Find creative ways to enjoy the outdoors and indoors
After being stuck in the house for months this year, it feels like there’s only so much left you can do indoors to combat the dark and socially isolating winter months. Although it’s been difficult to stay inside and with the restrictions of COVID-19 on outdoor events and social gatherings, dealing with Seasonal Affective Disorder and the COVID-19 pandemic is an opportunity to get creative at home and outdoors.
Find innovative ways to make your time at home more exciting during the pandemic this winter season. Find new recipes to enjoy cooking with your family or significant other (even over Zoom), redecorate your home to feel more festive this holiday and winter season, find an indoor workout class you can enjoy, or create theme nights like game and date night to jazz up another evening at home. Create an at-home playlist to blast throughout the house to get you through those days you feel unmotivated indoors, or update your home by purging and donating home items and clothes that no longer being worn or used. The indoors can be fun and more inviting when you switch up your normal routine.
If you have to break out of the house, find safe and socially-distant activities, like hiking, cycling, or a quick joyride, to get some time to enjoy the outdoors. A great way to enjoy the outdoors during the cold winter months is to explore and discover new social activities, like drive-in movies, outdoor farmers markets, and other events that keep you safe and healthy while getting you out of the house.
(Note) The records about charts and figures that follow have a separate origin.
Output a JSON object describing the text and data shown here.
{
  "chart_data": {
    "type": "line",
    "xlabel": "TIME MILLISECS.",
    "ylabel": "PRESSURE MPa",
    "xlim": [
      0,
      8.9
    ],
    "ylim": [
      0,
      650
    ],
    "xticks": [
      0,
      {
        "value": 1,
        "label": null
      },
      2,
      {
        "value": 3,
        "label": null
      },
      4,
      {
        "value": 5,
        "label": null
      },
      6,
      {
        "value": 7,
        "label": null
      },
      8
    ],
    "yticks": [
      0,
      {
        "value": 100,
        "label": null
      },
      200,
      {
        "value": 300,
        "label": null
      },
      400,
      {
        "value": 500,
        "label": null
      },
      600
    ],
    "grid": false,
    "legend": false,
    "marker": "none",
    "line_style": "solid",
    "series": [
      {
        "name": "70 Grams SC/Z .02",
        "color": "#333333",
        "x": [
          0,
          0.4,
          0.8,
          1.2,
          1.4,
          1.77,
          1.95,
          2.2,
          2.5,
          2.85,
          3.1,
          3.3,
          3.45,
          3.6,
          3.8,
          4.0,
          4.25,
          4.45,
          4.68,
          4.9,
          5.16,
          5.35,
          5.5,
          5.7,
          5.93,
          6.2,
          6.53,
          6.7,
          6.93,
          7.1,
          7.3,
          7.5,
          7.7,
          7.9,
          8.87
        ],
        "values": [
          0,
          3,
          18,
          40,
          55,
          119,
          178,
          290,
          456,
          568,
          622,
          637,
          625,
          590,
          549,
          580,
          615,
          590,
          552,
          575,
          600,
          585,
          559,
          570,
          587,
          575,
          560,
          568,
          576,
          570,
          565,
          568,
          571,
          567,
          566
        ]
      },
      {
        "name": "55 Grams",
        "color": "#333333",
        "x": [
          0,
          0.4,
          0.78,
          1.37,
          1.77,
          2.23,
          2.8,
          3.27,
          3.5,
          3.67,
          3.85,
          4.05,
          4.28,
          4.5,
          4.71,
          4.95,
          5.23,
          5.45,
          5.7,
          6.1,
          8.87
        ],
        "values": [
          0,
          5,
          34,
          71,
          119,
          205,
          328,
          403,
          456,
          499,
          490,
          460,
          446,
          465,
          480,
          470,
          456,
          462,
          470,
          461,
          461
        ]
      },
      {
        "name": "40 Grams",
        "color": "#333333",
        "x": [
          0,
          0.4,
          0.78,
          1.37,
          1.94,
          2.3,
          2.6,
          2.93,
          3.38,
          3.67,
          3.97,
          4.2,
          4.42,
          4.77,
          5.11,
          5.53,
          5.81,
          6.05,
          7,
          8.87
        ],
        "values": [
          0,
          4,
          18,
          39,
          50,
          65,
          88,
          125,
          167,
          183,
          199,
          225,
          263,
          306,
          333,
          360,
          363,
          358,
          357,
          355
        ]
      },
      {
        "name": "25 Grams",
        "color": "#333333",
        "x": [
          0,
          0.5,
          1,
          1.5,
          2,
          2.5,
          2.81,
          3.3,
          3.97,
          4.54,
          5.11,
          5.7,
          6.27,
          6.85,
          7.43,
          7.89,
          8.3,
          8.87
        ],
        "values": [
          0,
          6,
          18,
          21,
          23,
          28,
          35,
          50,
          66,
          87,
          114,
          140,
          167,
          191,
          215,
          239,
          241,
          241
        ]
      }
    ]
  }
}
Create a game plan for the nighttime
The biggest struggle with the change in time and seasons during the winter is the decrease in daylight hours. Part of the issues caused by Seasonal Affective Disorder is directly linked to Daylight Saving Time when we gain an hour during the fall and winter, but lose crucial hours of daylight, making sunset earlier and the nights seem longer. This change, coupled with the colder weather, can really impact your emotional and mental well-being.
If the winter nights after an early sunset seem to be the hardest time of the day for you, create a routine for the nighttime to combat the effects of the dark, cold evenings. Enjoy the night more by using that time to schedule some self-care, whether it’s time spent with your therapist after the day has died down, practicing your favorite meditation routine or spending time with yourself with a mini spa night, or catching up with your favorite TV shows and movies.
The more mindful you are of your triggers when the sun goes down and the night gets colder, the more proactive you’ll be in creating a healthier environment to get through the winter.